Sister Christine Wagner, co-founder and executive director of St. Joseph’s Neighborhood Center, has won the 2014 Farash Prize for Social Entrepreneurship, the Max and Marian Farash Charitable Foundation announced tonight in ceremonies at the Dryden Theatre, George Eastman House. The center will receive $100,000.
“The center is a great example of an idea that was conceived creatively and implemented with rock-solid determination—an example of what social entrepreneurs can do,” said Edward Hourihan, Jr., a Foundation trustee and chair of the prize selection committee. “Sister Christine has shown us how an idea, and its successful execution, can change the ‘norm’ of access to critical health and social services for those who can least afford it.”
The prize, last awarded in 2012 to the late Thomas C. Ferraro, founder of Foodlink, was established to reward the efforts of an outstanding social entrepreneur in the community, to encourage others to emulate those efforts, and to honor the entrepreneurial spirit of Max Farash, the Foundation’s founder.
St.
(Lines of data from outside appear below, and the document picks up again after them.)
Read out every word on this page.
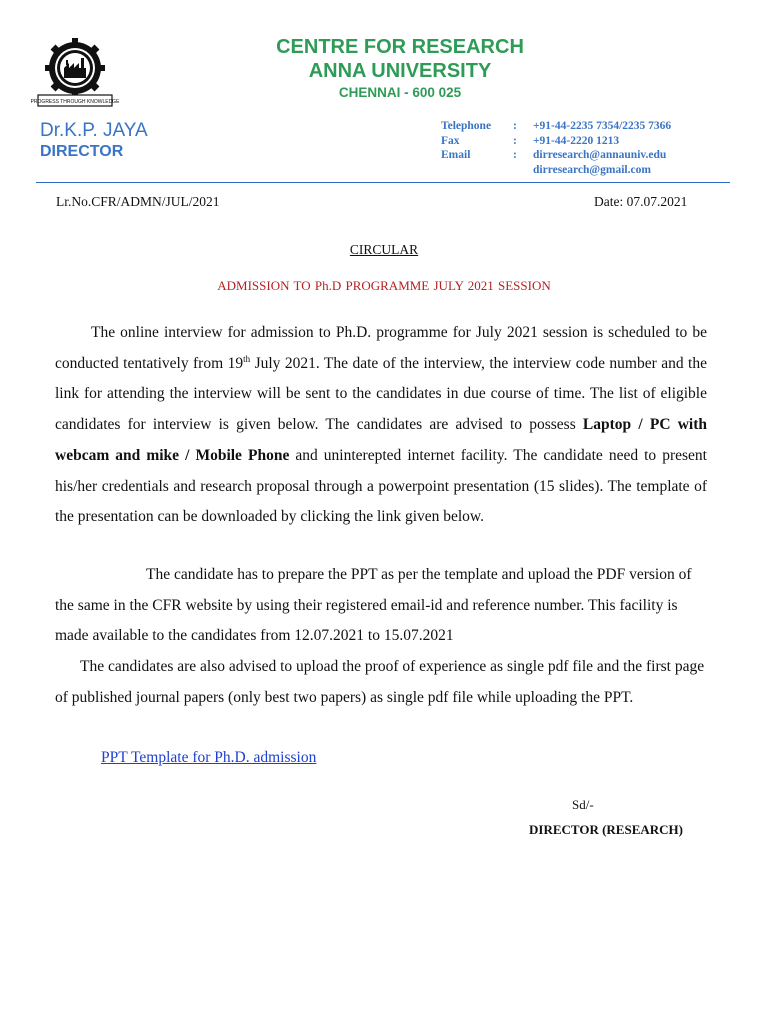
PROGRESS THROUGH KNOWLEDGE
CENTRE FOR RESEARCH
ANNA UNIVERSITY
CHENNAI - 600 025
Dr.K.P. JAYA
DIRECTOR
Telephone	:	+91-44-2235 7354/2235 7366
Fax	:	+91-44-2220 1213
Email	:	dirresearch@annauniv.edu
dirresearch@gmail.com
Lr.No.CFR/ADMN/JUL/2021	Date: 07.07.2021
CIRCULAR
ADMISSION TO Ph.D PROGRAMME JULY 2021 SESSION
The online interview for admission to Ph.D. programme for July 2021 session is scheduled to be conducted tentatively from 19th July 2021. The date of the interview, the interview code number and the link for attending the interview will be sent to the candidates in due course of time. The list of eligible candidates for interview is given below. The candidates are advised to possess Laptop / PC with webcam and mike / Mobile Phone and uninterepted internet facility. The candidate need to present his/her credentials and research proposal through a powerpoint presentation (15 slides). The template of the presentation can be downloaded by clicking the link given below.
The candidate has to prepare the PPT as per the template and upload the PDF version of the same in the CFR website by using their registered email-id and reference number. This facility is made available to the candidates from 12.07.2021 to 15.07.2021
The candidates are also advised to upload the proof of experience as single pdf file and the first page of published journal papers (only best two papers) as single pdf file while uploading the PPT.
PPT Template for Ph.D. admission
Sd/-
DIRECTOR (RESEARCH)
Joseph’s Neighborhood Center provides health care, counseling, adult education, and social service advocacy to the uninsured in Monroe County. The center first opened in 1993, after the Sisters of St. Joseph were able to acquire an abandoned building on South Avenue and find the volunteer help to renovate it. Today, three interconnected buildings serve as a home for medical care, dental care, eye care, and mental health counseling. Across the array of services, each individual’s needs are considered in the context of the whole person.
The center has 17 staff members and 250 volunteers who see 950 patients annually for medical services and 1,000 individuals for other services. More than 70 percent of the patients are employed but either uninsured or under-insured. An average of 50 calls a week come from individuals inquiring about becoming new patients.
Wagner directed the establishment of the center, including renovation, fundraising, and site management, and has served as the center’s executive director since 1995. She holds a bachelor’s degree from the SUNY College at Brockport and a Ph.D. in social science from Syracuse University’s Maxwell School of Citizenship and Public Affairs. “What I admire most about Chris,” said her nominator, “is that each day, she rolls up her sleeves and puts in the physical work. There is no act too small that she would not carry out for her patients, her staff, or her volunteers.” Over the past 20 years, “she has made a world of difference for the underserved in our community.”
The other finalists for the Farash Prize were Louise Bingham Bennett, M.D., and Sadiya Omar, visionaries behind the revitalized Somali Community in Western New York, and Nydia Padilla-Rodriguez, founder and artistic director of the Borinquen Dance Theatre.